Born on Christmas Day in 1933, he grew up with 10 siblings in a 10-by-24-foot log home that had no electricity or running water. He was taught to skate on a slough behind his home by his paternal grandfather, who was unable to talk. His grandfather Alexan, or moosum, carved him his first hockey sticks out of willow branches and provided him with pucks fashioned from frozen horse manure.
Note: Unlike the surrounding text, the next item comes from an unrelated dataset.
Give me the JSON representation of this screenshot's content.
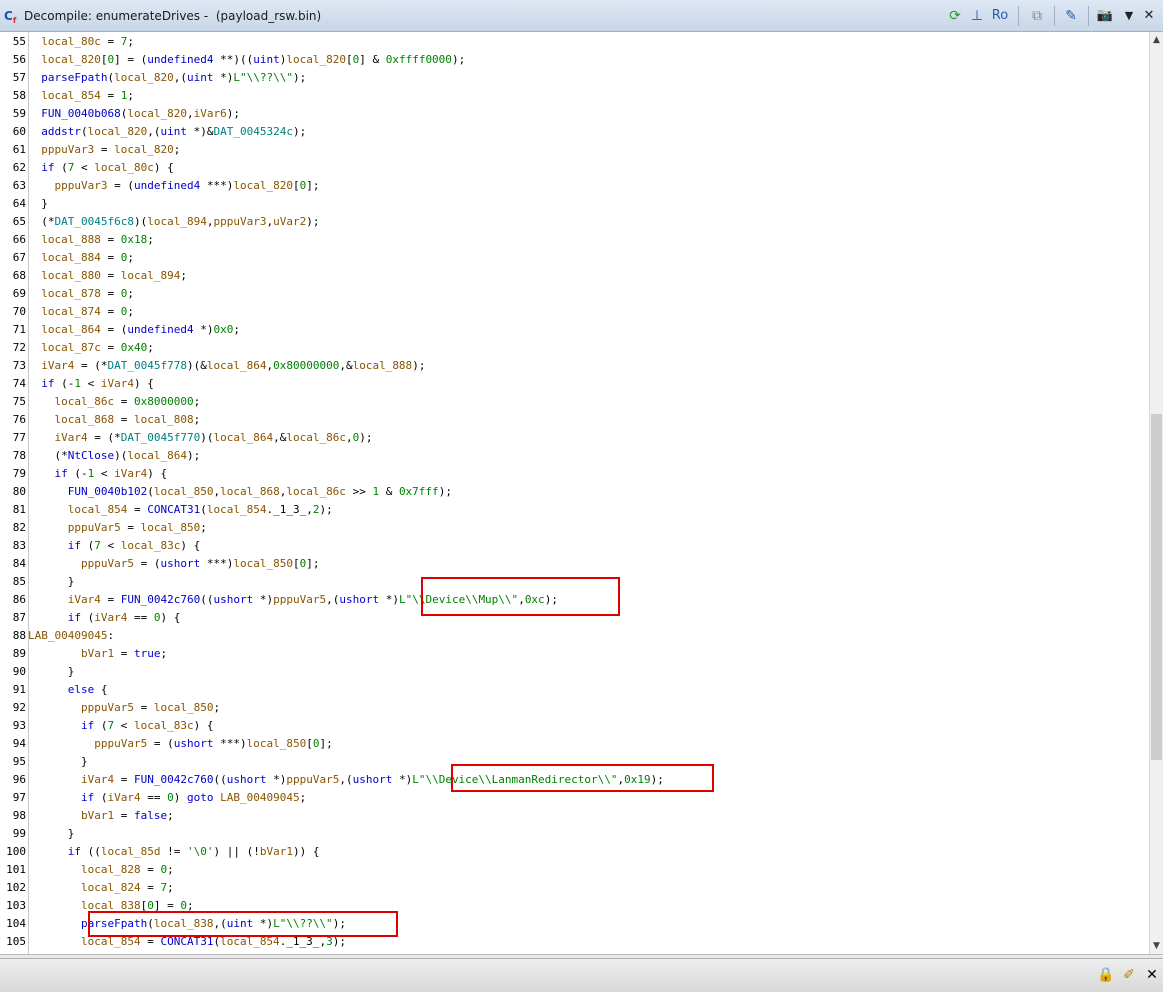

Mr. Sasakamoose’s skills got noticed when he was a teenager playing for the residential school team at Duck Lake. At 16, he was recruited to play for the junior Moose Jaw Canucks of the Western Canada Junior Hockey League. After scoring 31 goals during the 1953–54 season, he was named the league’s most valuable player.
During that season he made his NHL debut with the then-Black Hawks, playing for the first time on Nov. 20, 1953 against the Boston Bruins. He played two games with Chicago before being sent back to the junior level, but was then called up again after Moose Jaw’s season ended in February of 1954.
A fast skater with a booming slap shot, Mr. Sasakamoose played 11 games for Chicago that season without recording a point. He left the organization after he was sent to the franchise’s farm teams in each of the next two years. He spent the rest of his career in the minor leagues or playing on contract for clubs in small towns across Saskatchewan. On the nights when Fred came to play, arenas were packed.
After he retired, he spent 35 years as a band councillor for the Ahtahkakoop Cree Nation and for six years served as its chief. The initiatives he presided over included the construction of an addiction centre for band members and the development of sports programs for children. He was inducted into the Saskatchewan Sports Hall of Fame in the builders category in 2007, and became a member of the Order of Canada in 2018.
For years, people suggested to Mr. Sasakamoose that he should write a book, but he would reject the idea.
”Dozens of people asked,” says his son Neil, executive director of the executive council of the Battleford Agency Tribal Council. Seven bands are members, including Ahtahkakoop. “I would set up appointments for him, and then he would cancel them.”
Three years ago, Mr. Sasakamoose’s 17-year-old grandson Zaine, a history buff, asked to hear his life’s story. He recorded the answers and when Fred finally agreed to do a book with Penguin Random House, Zaine turned over dozens of hours of audiotapes to its editors. Neil helped organize the thoughts, which were then handed off to Meg Masters, a Toronto writer who works for the publishing company.
“I knew he was getting up there in age, and I didn’t want his story to be forgotten,” says Zaine, who turns 21 next month. “There is a saying on the reserve that when a grandparent passes away, an entire library goes with them.”
Zaine says when a copy of the book finally arrived, he did not read it at first.
“In essence, it was hard for me to open the book,” Zaine says. “It had been only a few months since he passed away, so it was difficult. All I hoped was that I told the story in such a way that it would honour him.”